The tinplate workers of South Wales had a very honourable and radical tradition dating back to 1870, when the great Lewys Afan founded the first Tinplate Workers Union in the world, John Hopkin, Swansea’s first labour movement councillor in 1890 was also a tinplate worker, who edited the weekly Tinplate Workers Union journal “Industrial world”.
The Party in the Swansea Valley was somewhat aided by the publication of the Lais Lafur, edited by D. J. Rees, which, while generally pro-ILP, was independent enough to carry radical articles.
Enoch Collins was a Communist council candidate in November 1932, securing a respectable 342 votes in Second Ward. Other Communist candidates in Llanelli included Comrades James (331 votes) and Evans (298 votes) in First Ward, Leyshon (327 votes in Third ward), and Seward (121 votes) also in Collins’ Second Ward. The party doubled its vote in Llanelli that year. The only other council seat contested by the Communist Party in the municipal election of November 1932 in Wales was Liswerry Ward in Newport where it secured 227 votes.

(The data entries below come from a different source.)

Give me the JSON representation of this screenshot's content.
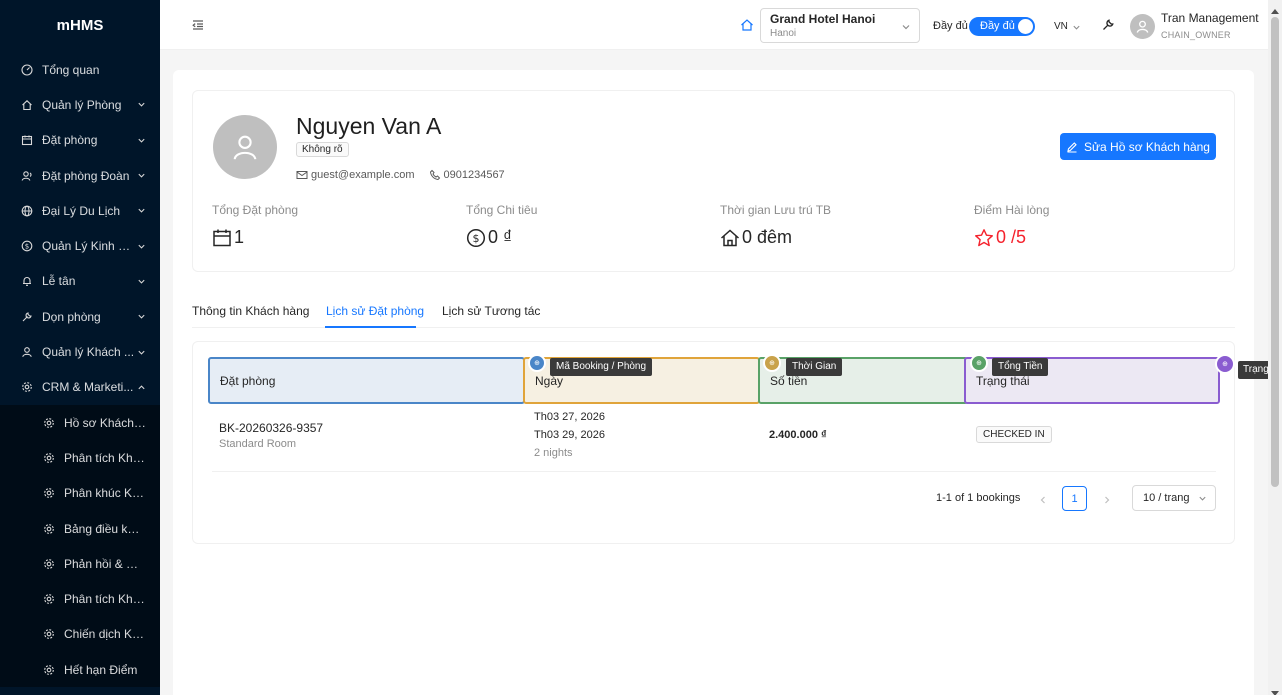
{
  "app": {
    "name": "mHMS"
  },
  "sidebar": {
    "items": [
      {
        "label": "Tổng quan",
        "has_arrow": false
      },
      {
        "label": "Quản lý Phòng",
        "has_arrow": true
      },
      {
        "label": "Đặt phòng",
        "has_arrow": true
      },
      {
        "label": "Đặt phòng Đoàn",
        "has_arrow": true
      },
      {
        "label": "Đại Lý Du Lịch",
        "has_arrow": true
      },
      {
        "label": "Quản Lý Kinh D...",
        "has_arrow": true
      },
      {
        "label": "Lễ tân",
        "has_arrow": true
      },
      {
        "label": "Dọn phòng",
        "has_arrow": true
      },
      {
        "label": "Quản lý Khách ...",
        "has_arrow": true
      },
      {
        "label": "CRM & Marketi...",
        "has_arrow": true
      }
    ],
    "crm_submenu": [
      {
        "label": "Hồ sơ Khách h..."
      },
      {
        "label": "Phân tích Khác..."
      },
      {
        "label": "Phân khúc Khá..."
      },
      {
        "label": "Bảng điều khiể..."
      },
      {
        "label": "Phản hồi & NPS"
      },
      {
        "label": "Phân tích Khác..."
      },
      {
        "label": "Chiến dịch Khá..."
      },
      {
        "label": "Hết hạn Điểm"
      }
    ]
  },
  "header": {
    "hotel_name": "Grand Hotel Hanoi",
    "hotel_city": "Hanoi",
    "mode_label": "Đầy đủ",
    "toggle_label": "Đầy đủ",
    "language": "VN",
    "user_name": "Tran Management",
    "user_role": "CHAIN_OWNER"
  },
  "profile": {
    "name": "Nguyen Van A",
    "gender": "Không rõ",
    "email": "guest@example.com",
    "phone": "0901234567",
    "edit_button": "Sửa Hồ sơ Khách hàng",
    "stats": [
      {
        "label": "Tổng Đặt phòng",
        "value": "1"
      },
      {
        "label": "Tổng Chi tiêu",
        "value": "0 ₫"
      },
      {
        "label": "Thời gian Lưu trú TB",
        "value": "0 đêm"
      },
      {
        "label": "Điểm Hài lòng",
        "value": "0 /5"
      }
    ]
  },
  "tabs": [
    {
      "label": "Thông tin Khách hàng",
      "active": false
    },
    {
      "label": "Lịch sử Đặt phòng",
      "active": true
    },
    {
      "label": "Lịch sử Tương tác",
      "active": false
    }
  ],
  "table": {
    "columns": [
      "Đặt phòng",
      "Ngày",
      "Số tiền",
      "Trạng thái"
    ],
    "overlay_badges": [
      "Mã Booking / Phòng",
      "Thời Gian",
      "Tổng Tiền",
      "Trạng"
    ],
    "rows": [
      {
        "booking_code": "BK-20260326-9357",
        "room_type": "Standard Room",
        "check_in": "Th03 27, 2026",
        "check_out": "Th03 29, 2026",
        "nights": "2 nights",
        "amount": "2.400.000 ₫",
        "status": "CHECKED IN"
      }
    ],
    "pagination": {
      "summary": "1-1 of 1 bookings",
      "current_page": "1",
      "page_size": "10 / trang"
    }
  },
  "colors": {
    "primary": "#1677ff",
    "sidebar_bg": "#001529",
    "col1": "#4a86c8",
    "col2": "#e0a43a",
    "col3": "#59a267",
    "col4": "#8a5cd0",
    "rating": "#f5222d"
  }
}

Collins emerges in the post-war period as a seriously firm supporter of the idea of welding Welsh nationalism with Communism. In February 1951, he wrote to World News pointing to the perceived disparity between theory and practice of the Communist Party in South Wales. Collins stressed the need for the Party to re-assess its attitude to Welsh national rights once again, “although there was a period when the Welsh district of the Party published the Communist Manifesto in Welsh and also had many pamphlets on Walesand Welsh problems. In those days they had prominence in the Welsh National Eisteddfod”.
A reassertion of the Welshness of the Party in Wales had been burgeoning for a while. The Communist Party had supported a Welsh Assembly from 1936-37 in the 1937 pamphlet by Idris Cox, “The people Can Save South Wales”. If the war had diverted attention, the 1945 All-Wales Congress boldly stated: “Wales needs to be treated as a nation, not only to enrich its language and culture, but to develop its rich natural and mineral wealth, to increase its productive forces, to revive its agriculture and to guarantee its future prosperity”.
In time, the Communist Party would also emerge as the main driving force in the demand for a Wales Trades Union Congress.